If you received the exciting news of your admission to NYU and have been offered a financial aid package, you might be wondering “what does all of this mean”? We get it! Financial aid can seem a little mystifying at first, but we are here to break it down for you in the most clear way possible.
If you have been offered a scholarship from NYU, that scholarship will be based on an expectation that you will be enrolled full-time (12 credits or more). If you elect to enroll in less credits in a particular semester, your scholarship will be prorated as follows:
- 9-11 credits = 75%
- 6-8 credits = 50 %
- 0-5 credits = ineligible
If you are enrolled less than half-time (less than 6 credits), your scholarship will be cancelled for that term and would be reinstated once you meet the enrollment requirements.
Most undergraduate scholarships are not affected by academic progress and would renew each year of your degree program as long as you meet the enrollment criteria. Best of all, scholarships are free money and do not need to be paid back when you graduate!
Federal and State Grants
All undergraduate students who file a FAFSA will be reviewed for eligibility for a Federal Pell Grant. Students who have an Estimated Family Contribution (EFC) on their FAFSA of $5,000 or less would generally be eligible. In addition to EFC, your eligibility will be determined by the number of credits in which you are enrolled. Pell Grants do not need to be repaid upon graduation.
If you are a New York State resident, you may also be eligible for a TAP Grant. NYU will indicate on your financial aid package an estimated TAP Grant if we believe you may be eligible. However, you will need to submit a TAP application to determine your actual eligibility and the NYU Office of the Registrar will certify your eligibility with New York State after the semester is in session. TAP Grants do not need to be repaid upon graduation.
A loan is just that….a loan. Loans are money that is borrowed and must be paid back, usually with interest.

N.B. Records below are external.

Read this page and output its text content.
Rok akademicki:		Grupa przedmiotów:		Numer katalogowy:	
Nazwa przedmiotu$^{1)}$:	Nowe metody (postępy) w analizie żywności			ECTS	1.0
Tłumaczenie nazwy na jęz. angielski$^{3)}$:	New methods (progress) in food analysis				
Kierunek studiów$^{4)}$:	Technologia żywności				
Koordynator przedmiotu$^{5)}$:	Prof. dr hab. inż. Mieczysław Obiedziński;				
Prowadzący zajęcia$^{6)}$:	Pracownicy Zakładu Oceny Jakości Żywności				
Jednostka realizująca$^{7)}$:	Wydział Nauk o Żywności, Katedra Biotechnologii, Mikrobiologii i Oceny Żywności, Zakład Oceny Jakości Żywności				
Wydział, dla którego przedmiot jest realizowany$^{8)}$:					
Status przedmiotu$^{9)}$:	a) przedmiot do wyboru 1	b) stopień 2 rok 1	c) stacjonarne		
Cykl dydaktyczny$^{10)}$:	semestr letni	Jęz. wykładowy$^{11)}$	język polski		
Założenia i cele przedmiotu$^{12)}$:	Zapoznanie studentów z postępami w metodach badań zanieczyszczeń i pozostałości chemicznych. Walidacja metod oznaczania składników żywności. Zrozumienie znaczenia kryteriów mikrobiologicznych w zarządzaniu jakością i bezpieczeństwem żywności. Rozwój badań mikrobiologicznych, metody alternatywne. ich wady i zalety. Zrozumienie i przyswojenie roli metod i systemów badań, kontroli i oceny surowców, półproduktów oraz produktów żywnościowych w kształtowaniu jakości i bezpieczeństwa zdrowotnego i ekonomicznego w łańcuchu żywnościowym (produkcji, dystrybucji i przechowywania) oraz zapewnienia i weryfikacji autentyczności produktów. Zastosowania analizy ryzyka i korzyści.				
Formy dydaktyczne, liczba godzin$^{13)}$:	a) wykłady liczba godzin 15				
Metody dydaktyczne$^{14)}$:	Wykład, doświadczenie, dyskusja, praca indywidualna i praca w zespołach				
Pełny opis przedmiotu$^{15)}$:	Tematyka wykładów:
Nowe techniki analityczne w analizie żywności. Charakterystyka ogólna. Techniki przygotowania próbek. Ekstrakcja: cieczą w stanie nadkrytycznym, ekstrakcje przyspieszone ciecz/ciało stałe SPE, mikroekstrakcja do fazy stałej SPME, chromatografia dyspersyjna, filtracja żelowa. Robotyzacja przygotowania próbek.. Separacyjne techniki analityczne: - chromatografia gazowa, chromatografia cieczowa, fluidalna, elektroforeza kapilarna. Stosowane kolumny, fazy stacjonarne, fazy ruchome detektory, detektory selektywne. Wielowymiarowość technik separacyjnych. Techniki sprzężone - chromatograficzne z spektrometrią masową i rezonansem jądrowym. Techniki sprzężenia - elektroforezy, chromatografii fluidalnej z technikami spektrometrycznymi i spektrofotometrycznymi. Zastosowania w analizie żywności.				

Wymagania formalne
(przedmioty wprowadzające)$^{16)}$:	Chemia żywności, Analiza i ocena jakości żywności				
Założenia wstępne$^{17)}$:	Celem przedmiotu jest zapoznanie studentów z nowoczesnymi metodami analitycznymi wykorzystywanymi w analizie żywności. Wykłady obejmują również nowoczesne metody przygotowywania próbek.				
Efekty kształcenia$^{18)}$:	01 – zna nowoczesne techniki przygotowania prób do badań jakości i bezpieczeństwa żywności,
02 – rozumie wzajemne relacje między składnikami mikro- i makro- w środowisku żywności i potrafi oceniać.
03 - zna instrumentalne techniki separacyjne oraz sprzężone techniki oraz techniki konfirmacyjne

There are two types of loans that can be borrowed for your educational expenses: Federal Loans and Non-Federal Private Loans.
Federal Loans include Subsidized and Unsubsidized Loans which can be borrowed by the student, and the Federal PLUS Loan which is based on a credit check for a parent borrower. These loans all have fixed interest rates and origination fees and require a minimum enrollment of 6 credits or more.
Non-Federal Private Loans are not offered to you in your NYU financial aid package. If you are considering a Private Loan, you will need to research your options and apply for that loan directly with the lender of your choice. It’s important to know that Private Loans typically have higher interest rates than Federal Loans. Be sure to do your research so you have a clear understanding of the terms, conditions, enrollment criteria, and repayment options.
With any loan, we encourage you to think carefully before borrowing and to only borrow what you need and no more.
Finally, if you have filed a FAFSA and have demonstrated financial need, you may see an offer of Federal Work-Study in your financial aid package. The amount you see is the amount that you are eligible to earn, but you will need to apply for and be hired into a Federal Work-Study position to begin to earn those funds. Earned funds are paid directly to you in the form of a paycheck and are not credited toward your NYU bill.
Work-study jobs are available, but not guaranteed, through the Wasserman Center for Career Development. Most student workers average 15 to 20 hours per week and the current minimum wage is $15/hour for undergraduate students.
If you are working and approaching the end of your allotment and you would like to receive additional Federal Work-Study funding, you may reach out to the Office of Financial Aid to request an increase. A financial aid counselor will be happy to review your account to determine if you are eligible for additional funds.
Please let us know if you have any additional questions about your specific financial aid package. We are here to help! And once again….congratulations and welcome to NYU!